Thornhill v. Alabama 310 U.S. 88 (1940)
THORNHILL v. ALABAMA 310 U.S. 88 (1940)
This case involved a first amendment challenge to convictions under an Alabama antipicketing statute. Normally one has standing only to plead one's own constitutional rights. In Thornhill, however, the Supreme Court did not ask whether the particular activity in which the pickets had engaged was constitutionally protected. Instead it asked whether the statute itself, rather than its application to these particular persons, violated the First Amendment. Because the statute was invalid on its face, it could be challenged, even by a union that itself might have engaged in violent picketing not protected by the First Amendment. The theory was that the statute's general ban on all labor dispute picketing would threaten peaceful picketers as well, even though no peaceful picketers had even been prosecuted.

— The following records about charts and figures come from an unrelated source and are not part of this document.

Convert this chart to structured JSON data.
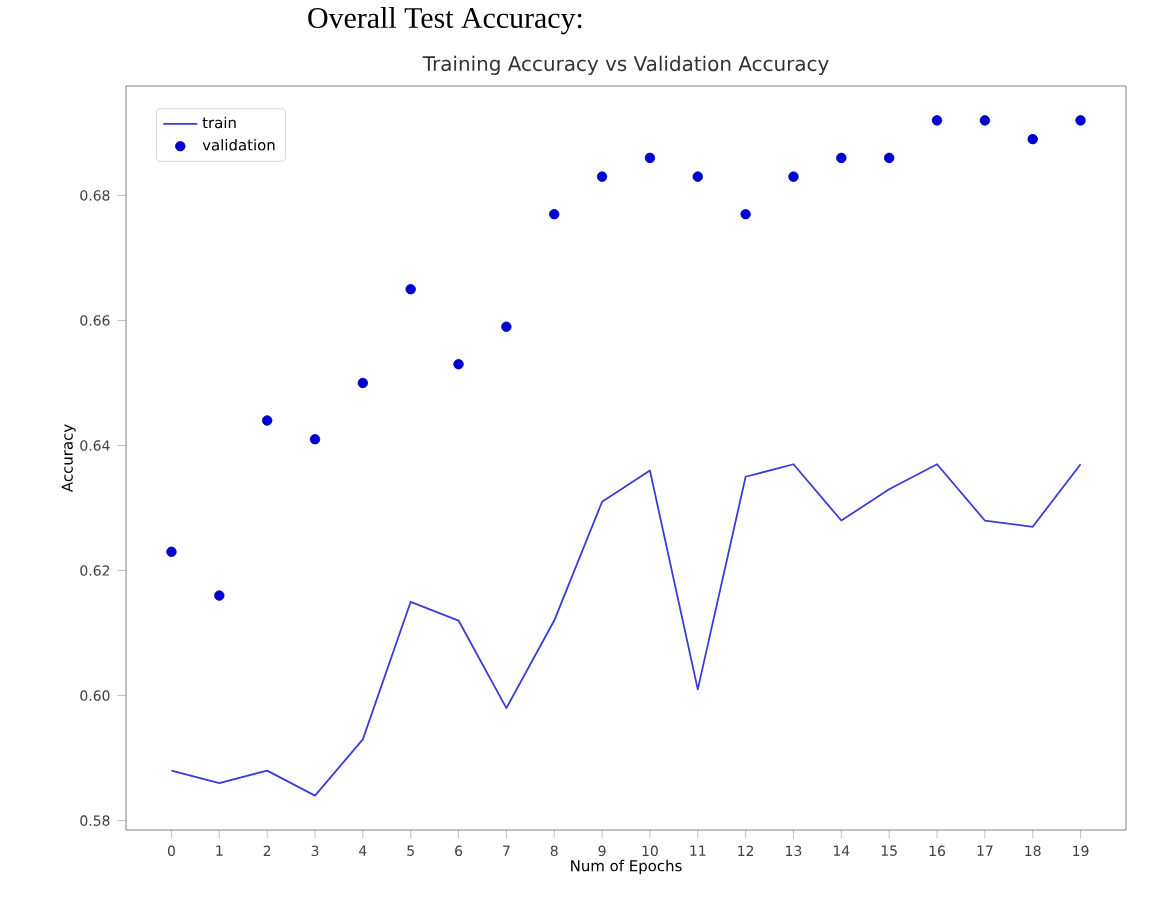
{
  "chart_data": {
    "type": "line",
    "title": "Training Accuracy vs Validation Accuracy",
    "xlabel": "Num of Epochs",
    "ylabel": "Accuracy",
    "annotations": [
      "Overall Test Accuracy:"
    ],
    "categories": [
      "0",
      "1",
      "2",
      "3",
      "4",
      "5",
      "6",
      "7",
      "8",
      "9",
      "10",
      "11",
      "12",
      "13",
      "14",
      "15",
      "16",
      "17",
      "18",
      "19"
    ],
    "series": [
      {
        "name": "train",
        "color": "#3b3bd6",
        "values": [
          0.588,
          0.586,
          0.588,
          0.584,
          0.593,
          0.615,
          0.612,
          0.598,
          0.612,
          0.631,
          0.636,
          0.601,
          0.635,
          0.637,
          0.628,
          0.633,
          0.637,
          0.628,
          0.627,
          0.637
        ]
      },
      {
        "name": "validation",
        "type": "scatter",
        "marker": "circle",
        "color": "#0000cc",
        "values": [
          0.623,
          0.616,
          0.644,
          0.641,
          0.65,
          0.665,
          0.653,
          0.659,
          0.677,
          0.683,
          0.686,
          0.683,
          0.677,
          0.683,
          0.686,
          0.686,
          0.692,
          0.692,
          0.689,
          0.692
        ]
      }
    ],
    "ylim": [
      0.5785,
      0.6975
    ],
    "yticks": [
      0.58,
      {
        "value": 0.6,
        "label": "0.60"
      },
      0.62,
      0.64,
      0.66,
      0.68
    ],
    "legend": "top left"
  }
}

Justice frank murphy acknowledged that the state legislature legitimately might have written a narrowly drawn statute that condemned only violent or mass picketing. Instead it wrote a general ban on all picketing in labor-management disputes. "The existence of such a statute … which does not aim specifically at evils within the allowable area of state control but, on the contrary, sweeps within its ambit other activities that in ordinary circumstances constitute an exercise of freedom of speech … readily lends itself to … discriminatory enforcement by local prosecuting officials [and] results in a continuous and pervasive unconstitutional restraint on all freedom of discussion." Subsequently the Court was to speak of the unconstitutional chilling effect of such "facially over-broad" statutes.